Pour profiter au maximum de ce phénomène, les jeux créent des boucles de récompense imbriquées : je récolte une tomate (mini-succès), je remets un champ complet en culture (succès moyen) et j’ajoute enfin un poulailler à ma ferme (méga-succès). Le cerveau reçoit ainsi une multitude de signaux de réussite. Dans nos emplois de bureau modernes, cette sensation d’accomplissement se fait rare, à peu près aussi souvent que l’équipe nationale suisse gagne des Coupes du Monde.

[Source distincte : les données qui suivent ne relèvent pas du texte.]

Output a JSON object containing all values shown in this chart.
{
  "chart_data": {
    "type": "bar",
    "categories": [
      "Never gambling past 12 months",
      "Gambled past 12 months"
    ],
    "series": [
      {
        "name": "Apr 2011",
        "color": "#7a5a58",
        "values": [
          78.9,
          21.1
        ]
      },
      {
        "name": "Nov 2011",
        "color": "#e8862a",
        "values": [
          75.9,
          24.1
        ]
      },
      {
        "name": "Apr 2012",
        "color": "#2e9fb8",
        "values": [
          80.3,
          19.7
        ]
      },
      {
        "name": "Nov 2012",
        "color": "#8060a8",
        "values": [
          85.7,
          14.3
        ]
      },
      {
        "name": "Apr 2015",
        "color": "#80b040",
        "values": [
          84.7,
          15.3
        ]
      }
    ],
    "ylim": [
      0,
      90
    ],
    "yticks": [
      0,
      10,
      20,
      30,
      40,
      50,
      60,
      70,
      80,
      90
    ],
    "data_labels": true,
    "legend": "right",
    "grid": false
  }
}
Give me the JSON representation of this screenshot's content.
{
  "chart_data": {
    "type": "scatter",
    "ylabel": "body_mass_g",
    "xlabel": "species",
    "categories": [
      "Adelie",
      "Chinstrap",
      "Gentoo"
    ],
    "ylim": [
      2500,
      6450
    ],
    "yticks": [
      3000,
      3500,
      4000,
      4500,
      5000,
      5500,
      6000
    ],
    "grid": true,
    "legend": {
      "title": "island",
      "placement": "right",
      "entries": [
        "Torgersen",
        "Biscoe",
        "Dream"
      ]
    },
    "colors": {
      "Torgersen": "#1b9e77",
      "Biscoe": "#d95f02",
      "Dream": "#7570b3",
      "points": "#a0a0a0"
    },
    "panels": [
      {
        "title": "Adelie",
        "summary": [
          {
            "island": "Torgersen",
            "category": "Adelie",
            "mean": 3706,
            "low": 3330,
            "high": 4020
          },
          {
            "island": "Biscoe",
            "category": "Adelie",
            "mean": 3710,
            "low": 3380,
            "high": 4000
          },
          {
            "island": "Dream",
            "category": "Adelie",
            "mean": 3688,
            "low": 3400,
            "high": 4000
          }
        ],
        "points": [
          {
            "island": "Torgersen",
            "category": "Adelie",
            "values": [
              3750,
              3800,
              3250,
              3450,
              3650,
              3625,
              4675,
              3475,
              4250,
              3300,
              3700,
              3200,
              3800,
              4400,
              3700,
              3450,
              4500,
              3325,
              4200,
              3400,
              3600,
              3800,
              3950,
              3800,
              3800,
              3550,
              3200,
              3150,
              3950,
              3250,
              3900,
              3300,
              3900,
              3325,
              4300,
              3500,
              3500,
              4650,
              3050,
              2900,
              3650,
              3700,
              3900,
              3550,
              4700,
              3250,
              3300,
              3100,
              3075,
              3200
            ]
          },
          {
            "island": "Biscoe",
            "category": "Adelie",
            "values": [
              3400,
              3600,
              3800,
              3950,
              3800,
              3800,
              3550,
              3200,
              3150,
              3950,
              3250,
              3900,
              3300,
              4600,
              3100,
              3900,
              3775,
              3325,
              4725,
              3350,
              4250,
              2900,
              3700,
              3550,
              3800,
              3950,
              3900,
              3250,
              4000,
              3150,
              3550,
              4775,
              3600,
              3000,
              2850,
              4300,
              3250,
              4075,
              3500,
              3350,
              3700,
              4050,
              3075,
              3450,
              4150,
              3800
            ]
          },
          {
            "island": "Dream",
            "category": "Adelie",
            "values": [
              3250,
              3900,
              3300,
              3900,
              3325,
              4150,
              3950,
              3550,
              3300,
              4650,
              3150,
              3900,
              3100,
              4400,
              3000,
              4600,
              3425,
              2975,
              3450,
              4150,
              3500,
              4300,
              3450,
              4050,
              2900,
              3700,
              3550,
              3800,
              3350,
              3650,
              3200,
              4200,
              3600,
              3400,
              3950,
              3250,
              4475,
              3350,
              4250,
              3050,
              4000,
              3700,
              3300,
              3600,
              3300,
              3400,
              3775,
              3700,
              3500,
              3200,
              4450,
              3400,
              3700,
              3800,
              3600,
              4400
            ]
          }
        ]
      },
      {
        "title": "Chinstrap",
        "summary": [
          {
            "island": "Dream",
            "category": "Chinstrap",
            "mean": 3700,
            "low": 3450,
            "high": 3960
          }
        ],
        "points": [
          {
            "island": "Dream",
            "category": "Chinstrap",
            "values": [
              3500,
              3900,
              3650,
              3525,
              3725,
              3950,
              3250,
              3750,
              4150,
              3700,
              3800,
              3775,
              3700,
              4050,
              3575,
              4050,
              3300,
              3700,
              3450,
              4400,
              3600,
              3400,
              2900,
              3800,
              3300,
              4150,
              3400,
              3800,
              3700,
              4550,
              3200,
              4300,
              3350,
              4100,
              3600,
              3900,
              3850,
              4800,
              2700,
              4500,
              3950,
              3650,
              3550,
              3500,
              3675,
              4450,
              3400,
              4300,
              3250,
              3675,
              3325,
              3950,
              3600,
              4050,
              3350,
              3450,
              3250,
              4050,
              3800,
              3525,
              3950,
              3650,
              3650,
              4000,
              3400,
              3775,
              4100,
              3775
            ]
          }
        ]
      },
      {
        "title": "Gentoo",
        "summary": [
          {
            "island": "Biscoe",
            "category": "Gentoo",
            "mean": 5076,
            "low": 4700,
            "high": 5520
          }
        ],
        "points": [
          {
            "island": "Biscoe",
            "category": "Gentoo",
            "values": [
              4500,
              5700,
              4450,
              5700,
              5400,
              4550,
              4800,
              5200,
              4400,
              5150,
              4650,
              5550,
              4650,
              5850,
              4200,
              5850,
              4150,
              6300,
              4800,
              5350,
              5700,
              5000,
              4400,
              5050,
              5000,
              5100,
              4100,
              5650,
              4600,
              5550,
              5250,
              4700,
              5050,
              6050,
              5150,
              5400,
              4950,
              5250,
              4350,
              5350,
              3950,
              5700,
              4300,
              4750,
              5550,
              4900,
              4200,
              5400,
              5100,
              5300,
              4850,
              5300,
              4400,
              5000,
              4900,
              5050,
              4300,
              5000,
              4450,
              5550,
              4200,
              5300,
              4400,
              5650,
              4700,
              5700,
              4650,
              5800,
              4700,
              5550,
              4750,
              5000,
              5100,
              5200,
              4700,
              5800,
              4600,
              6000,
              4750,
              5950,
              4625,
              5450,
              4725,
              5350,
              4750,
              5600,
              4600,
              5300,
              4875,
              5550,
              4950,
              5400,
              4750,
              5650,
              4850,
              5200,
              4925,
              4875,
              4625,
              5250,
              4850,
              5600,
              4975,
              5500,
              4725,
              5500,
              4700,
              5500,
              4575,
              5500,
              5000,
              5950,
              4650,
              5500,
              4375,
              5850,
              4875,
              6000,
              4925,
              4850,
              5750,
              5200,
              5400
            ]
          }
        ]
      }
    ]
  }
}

Des études de l’université d’East Carolina ont montré que ces microréalisations réduisent les marqueurs de stress jusqu’à 54 %. C’est plus efficace que la plupart des techniques de relaxation et bien plus divertissant. Cela explique aussi pourquoi, après une journée de travail stressante, beaucoup se détendent en prenant les commandes d’un bus virtuel.
« Ich muss gar nichts » (en français, « je n’ai aucune obligation »), annonçait le groupe électro-punk allemand Grossstadtgeflüster en 2010, célébrant ainsi la liberté de ne rien se laisser imposer. En réalité, le succès de ces jeux semble évident : j’aime jouer à mon propre rythme et les simulations me redonnent le contrôle qui fait de plus en plus défaut dans la vie réelle. La théorie de l’autodétermination affirme que les êtres humains ont trois besoins psychologiques fondamentaux : l’autonomie, la compétence et le lien social. Devinez ce que les emplois modernes n’arrivent pas à satisfaire ?

Des études montrent (en anglais) que les personnes qui font l’expérience d’un manque d’autonomie au travail sont particulièrement susceptibles de succomber à l’échappatoire que représentent les jeux vidéo. Nos emplois virtuels compensent en quelque sorte ce que nos emplois réels n’arrivent pas à nous offrir. Plutôt qu’être un simple pion dans la vie réelle, je suis aux manettes dans le jeu. Et même si mon public se résume à quelques poules, ça me va.
Powerwash Simulator est exemplaire : chaque salissure nettoyée déclenche une petite montée de dopamine qui culmine avec un signal sonore. Je nettoie rapidement la niche du chien : « ding ». La sensation est très agréable. Le cerveau humain ne distingue pas les succès réels des succès virtuels, il cherche simplement à obtenir sa récompense. Les développeurs et développeuses en ont bien conscience et nous abreuvent de réussites numériques.
Ce qui semble être une perte de temps a des effets thérapeutiques mesurables. Des études contrôlées (en anglais) montrent que les jeux activent le système nerveux parasympathique (responsable de la relaxation), réduisent les niveaux de cortisol et augmentent la sérotonine. Les jeux procurent ainsi les mêmes effets que la pratique de techniques de méditation reconnues, sauf que je frotte un sol virtuel à l’aide de mes pouces au lieu de me concentrer sur ma respiration en position du lotus.

L’OMS a même collaboré avec des entreprises de jeux vidéo (en anglais) pendant la pandémie de Covid-19 pour mettre en lumière les bienfaits des jeux vidéo sur la santé mentale. Certains thérapeutes intègrent désormais ces jeux dans leur pratique, par exemple en guise de technique de relaxation interactive pour les patients qui ne sont pas réceptifs à la méditation traditionnelle.